Hi Everyone,
We have integrated a web service connector. We need to remove the entitlement assigned to the user once user is disabled from the source. Web Service connector is having http operation of Remove entitlement but that is not getting called once user is disabled.
We also tried writing Before Operation rule to remove the entitlements but we are getting NULL value using provisioningPlan.getNativeIdentity().
Please suggest some workaround for this requirement.
Thanks
Hi @Sgupta1,
Have you taken a look into the Services Standard Before Provisioning Rule .?
You can make use of the remove entitlements action to remove the user entitlements as part of the disable operation. Take a look at the attached documentation for more details.
Services Standard IdentityNow BeforeProvisioning Rule - README.pdf (68.5 KB)
What operation type is the remove entitlement operation set to?
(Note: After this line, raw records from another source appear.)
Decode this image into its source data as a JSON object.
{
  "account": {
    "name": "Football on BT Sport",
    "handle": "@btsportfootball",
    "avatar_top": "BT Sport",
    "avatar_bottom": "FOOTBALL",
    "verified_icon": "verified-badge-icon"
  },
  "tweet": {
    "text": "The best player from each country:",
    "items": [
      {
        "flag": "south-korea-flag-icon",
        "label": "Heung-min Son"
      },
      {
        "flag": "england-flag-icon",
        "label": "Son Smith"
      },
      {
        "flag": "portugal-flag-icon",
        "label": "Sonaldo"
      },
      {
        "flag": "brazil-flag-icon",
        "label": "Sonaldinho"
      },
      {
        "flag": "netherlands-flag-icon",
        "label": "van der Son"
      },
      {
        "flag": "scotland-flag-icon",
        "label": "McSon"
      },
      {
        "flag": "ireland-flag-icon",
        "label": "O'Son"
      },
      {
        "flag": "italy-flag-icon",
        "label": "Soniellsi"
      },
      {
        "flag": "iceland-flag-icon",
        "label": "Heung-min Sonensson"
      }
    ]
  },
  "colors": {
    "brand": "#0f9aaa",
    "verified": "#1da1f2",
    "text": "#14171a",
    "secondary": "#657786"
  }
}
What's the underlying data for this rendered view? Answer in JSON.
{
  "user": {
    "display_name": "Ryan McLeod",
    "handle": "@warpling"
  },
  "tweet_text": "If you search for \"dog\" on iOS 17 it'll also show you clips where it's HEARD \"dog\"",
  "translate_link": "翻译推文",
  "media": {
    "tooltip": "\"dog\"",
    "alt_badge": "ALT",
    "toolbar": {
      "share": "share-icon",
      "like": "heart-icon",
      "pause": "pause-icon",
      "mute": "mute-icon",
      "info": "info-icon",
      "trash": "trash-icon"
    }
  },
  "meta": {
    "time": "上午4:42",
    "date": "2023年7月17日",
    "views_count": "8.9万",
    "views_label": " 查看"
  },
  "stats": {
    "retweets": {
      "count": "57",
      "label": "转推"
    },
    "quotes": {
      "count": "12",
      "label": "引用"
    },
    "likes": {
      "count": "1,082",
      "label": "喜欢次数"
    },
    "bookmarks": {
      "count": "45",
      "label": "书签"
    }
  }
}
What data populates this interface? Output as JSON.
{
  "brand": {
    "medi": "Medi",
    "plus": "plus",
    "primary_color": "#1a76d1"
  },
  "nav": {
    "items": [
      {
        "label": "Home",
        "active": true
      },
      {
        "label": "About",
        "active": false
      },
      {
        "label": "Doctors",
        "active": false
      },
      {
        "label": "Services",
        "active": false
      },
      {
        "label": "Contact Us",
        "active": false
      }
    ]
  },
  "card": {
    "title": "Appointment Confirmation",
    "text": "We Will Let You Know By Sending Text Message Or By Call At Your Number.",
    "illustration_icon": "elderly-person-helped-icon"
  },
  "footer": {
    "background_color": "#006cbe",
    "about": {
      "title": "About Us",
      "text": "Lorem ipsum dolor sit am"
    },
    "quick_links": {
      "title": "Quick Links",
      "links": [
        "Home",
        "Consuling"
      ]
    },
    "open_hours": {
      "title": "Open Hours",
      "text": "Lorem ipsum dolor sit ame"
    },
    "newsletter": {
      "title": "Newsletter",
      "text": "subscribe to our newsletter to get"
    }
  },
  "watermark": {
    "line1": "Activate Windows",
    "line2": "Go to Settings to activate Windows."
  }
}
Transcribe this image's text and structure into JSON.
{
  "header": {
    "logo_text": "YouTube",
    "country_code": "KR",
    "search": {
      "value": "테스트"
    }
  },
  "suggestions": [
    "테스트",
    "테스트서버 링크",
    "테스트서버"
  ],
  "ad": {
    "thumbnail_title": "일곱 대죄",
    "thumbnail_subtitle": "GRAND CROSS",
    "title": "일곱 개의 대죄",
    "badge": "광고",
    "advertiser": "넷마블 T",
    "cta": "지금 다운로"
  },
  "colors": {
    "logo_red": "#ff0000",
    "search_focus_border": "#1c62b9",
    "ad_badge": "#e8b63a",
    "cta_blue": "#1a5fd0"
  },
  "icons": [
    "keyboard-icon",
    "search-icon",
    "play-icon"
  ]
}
Have you tried setting it to the “Disable Account” operation type?
That way it should be called during the disable operation as well.
Just create a Disable operation that is actually a remove on the api .
You can have parenting on Disable if i’m not mistaken
@Sgupta1 these can you tell how these entitlement are being granted is it via access request or birth right?.
If via access request then you can go with the below options
1- Write a before rule for removal
2-Go for a workflow to remove on identity attribute lifecycle state change
3-Certification on such users can remove access
Thanks
Shantanu
Hi Shikha,
You can try adding two operations for Disable(like Disable - 1 and Disable - 2), so basically the first operation will be used to disable the user account, 2nd one can be used to remove the user entitlements (use before provisioning rule to get the user entitlements and update the jsonbody). Also make sure to have the appropriate context URL inplace for entitlement remove.
Thanks @Karthikeyan_U this worked.
This topic was automatically closed 60 days after the last reply. New replies are no longer allowed.